Gallup has found that companies with more diverse teams (including more women) have a 22 percent lower turnover rate. Organizations with more inclusive cultures also have an easier time with recruiting. Women are financially impacting the bottom line in the best way possible. Adjusting to the unique needs of this workforce can be beneficial to all in the end.

Maternity Leave

Americans are far from number one in maternity leave benefits.  According to an International Health Organization report of 41 developed countries, 17 provide paid time off for between 90 and 100 percent of their populations, including many Western European countries like Sweden, Switzerland, and the U.K., but also Estonia and the Czech Republic. Paid maternity leave can be government mandated in other countries, but in the U.S.A. it is up to each employer to decide.
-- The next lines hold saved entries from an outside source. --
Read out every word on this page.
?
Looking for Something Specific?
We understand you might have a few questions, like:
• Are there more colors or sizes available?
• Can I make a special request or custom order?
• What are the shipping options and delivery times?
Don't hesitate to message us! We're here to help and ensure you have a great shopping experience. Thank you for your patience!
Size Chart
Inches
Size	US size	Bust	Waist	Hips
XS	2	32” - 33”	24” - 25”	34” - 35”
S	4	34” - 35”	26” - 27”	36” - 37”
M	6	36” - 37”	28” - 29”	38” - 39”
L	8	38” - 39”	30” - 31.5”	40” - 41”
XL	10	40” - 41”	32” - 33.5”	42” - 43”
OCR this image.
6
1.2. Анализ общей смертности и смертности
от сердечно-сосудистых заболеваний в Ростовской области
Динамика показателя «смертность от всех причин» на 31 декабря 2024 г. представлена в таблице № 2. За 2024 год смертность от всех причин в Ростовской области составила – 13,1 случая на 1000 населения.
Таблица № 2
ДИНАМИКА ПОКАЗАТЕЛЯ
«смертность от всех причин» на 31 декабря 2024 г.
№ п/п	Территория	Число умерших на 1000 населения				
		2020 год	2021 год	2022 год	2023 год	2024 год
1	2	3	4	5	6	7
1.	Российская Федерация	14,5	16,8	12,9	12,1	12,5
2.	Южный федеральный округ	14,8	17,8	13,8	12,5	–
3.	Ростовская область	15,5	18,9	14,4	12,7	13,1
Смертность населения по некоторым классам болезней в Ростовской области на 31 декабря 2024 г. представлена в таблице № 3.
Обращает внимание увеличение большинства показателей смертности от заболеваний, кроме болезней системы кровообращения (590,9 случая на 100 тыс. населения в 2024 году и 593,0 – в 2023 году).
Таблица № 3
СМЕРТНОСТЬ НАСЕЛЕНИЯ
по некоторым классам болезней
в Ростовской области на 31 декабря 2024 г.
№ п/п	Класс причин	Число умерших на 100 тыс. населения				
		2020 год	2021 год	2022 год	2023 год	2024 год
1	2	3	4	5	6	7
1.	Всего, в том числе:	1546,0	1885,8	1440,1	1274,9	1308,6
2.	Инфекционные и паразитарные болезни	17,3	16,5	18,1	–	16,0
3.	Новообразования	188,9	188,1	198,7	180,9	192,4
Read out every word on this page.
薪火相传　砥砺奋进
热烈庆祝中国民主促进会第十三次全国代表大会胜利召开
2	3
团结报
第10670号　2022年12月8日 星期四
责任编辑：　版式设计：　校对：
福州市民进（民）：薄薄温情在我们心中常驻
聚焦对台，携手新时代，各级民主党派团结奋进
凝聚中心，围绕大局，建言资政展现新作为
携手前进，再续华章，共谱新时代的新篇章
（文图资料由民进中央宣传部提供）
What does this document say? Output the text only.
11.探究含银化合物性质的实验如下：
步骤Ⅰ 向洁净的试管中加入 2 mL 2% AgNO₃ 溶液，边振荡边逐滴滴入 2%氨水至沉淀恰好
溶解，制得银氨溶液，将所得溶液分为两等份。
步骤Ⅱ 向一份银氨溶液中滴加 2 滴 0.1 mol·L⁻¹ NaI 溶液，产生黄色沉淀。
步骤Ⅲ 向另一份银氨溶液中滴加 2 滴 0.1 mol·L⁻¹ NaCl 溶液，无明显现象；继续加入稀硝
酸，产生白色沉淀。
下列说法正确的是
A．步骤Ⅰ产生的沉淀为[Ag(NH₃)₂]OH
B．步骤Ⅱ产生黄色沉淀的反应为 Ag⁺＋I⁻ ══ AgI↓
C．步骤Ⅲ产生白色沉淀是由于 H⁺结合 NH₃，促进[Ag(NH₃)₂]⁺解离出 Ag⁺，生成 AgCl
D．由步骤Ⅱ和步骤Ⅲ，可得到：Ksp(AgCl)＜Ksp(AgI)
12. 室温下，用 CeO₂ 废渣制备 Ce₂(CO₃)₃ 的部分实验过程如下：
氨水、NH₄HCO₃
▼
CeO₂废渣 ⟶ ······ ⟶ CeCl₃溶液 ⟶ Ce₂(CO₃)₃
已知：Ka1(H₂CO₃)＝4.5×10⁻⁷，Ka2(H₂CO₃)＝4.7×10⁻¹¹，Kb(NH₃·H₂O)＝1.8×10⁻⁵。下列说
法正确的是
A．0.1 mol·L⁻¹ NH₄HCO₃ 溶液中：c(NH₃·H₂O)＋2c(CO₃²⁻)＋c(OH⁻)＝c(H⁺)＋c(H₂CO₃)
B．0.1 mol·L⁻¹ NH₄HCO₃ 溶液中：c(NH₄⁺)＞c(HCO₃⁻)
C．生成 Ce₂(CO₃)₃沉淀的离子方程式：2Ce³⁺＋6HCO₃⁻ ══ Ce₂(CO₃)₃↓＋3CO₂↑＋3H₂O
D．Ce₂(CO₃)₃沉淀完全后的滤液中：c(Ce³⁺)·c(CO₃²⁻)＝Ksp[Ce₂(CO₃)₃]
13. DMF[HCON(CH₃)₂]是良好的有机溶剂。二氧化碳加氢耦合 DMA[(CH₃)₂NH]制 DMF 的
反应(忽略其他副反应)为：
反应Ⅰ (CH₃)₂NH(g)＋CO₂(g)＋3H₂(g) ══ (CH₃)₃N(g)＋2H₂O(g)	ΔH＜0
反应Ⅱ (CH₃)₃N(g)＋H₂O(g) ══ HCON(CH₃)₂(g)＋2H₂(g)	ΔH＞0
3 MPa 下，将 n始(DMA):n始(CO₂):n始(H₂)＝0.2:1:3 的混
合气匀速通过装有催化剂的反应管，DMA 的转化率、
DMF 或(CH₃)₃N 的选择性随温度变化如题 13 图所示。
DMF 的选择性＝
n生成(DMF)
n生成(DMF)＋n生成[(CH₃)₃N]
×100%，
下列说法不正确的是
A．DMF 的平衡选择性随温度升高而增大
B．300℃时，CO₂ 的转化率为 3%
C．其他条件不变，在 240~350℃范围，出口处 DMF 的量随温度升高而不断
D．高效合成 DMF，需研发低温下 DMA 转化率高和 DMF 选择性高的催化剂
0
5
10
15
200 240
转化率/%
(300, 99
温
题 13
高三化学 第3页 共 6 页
In the United States, only 12 percent of private industry workers had access to some kind of paid family leave.

American policies are behind the world. The U.K. offers 90 percent of one’s average weekly earnings (before tax) for the first six weeks and a base rate for the next 33 weeks of maternity leave. Should the United States have to change? Paid maternity leave can give a woman more incentive to come back to work and pick up right where she left off at the same company.

Twenty-seven percent of women said they make less money than they would have if they had not had children. Only 11 percent of men said they feel the same way. With women out of the workforce for weeks due to the gift of life, a seamless transition back into the grind of years prior can be difficult.

Childcare

Paid maternity leave is not the only way to keep these trained workers. Benefit plans of the progressive company today can include any thing from gym memberships to free lunches to unlimited vacation. One trend slowly catching on is childcare.

Only 12 percent of companies currently offer childcare services. Infrastructure high? Cost of running the service high? Maybe. But studies show that, in the end, on-site childcare has a positive return on investment.

A cost-benefit study conducted by Cynthia Ransom and Sandra Burud at the Union Bank in Pasadena, Calif., showed the institution’s on-site daycare program saved $138,000 to $232,000 in annual operations costs, due to reductions in both turnover and absenteeism.

If more employers offered on-site childcare services, then all parents could leave work less often and have lower stress, higher financial freedom, improved productivity and greater peace of mind. All of this creates a happier workforce.

According to a recent Department of Labor report, 32 percent of women have a bachelor’s degree at age 27, compared with only 24 percent of men. Women are a talented workforce. They have quality degrees, and they also have children. The minute that latter quality stops being looked at as a financial burden and career killer is the day the economy benefits.  If your company does not already offer childcare and paid maternity-leave benefits, now is the time to learn how you can support your female workforce.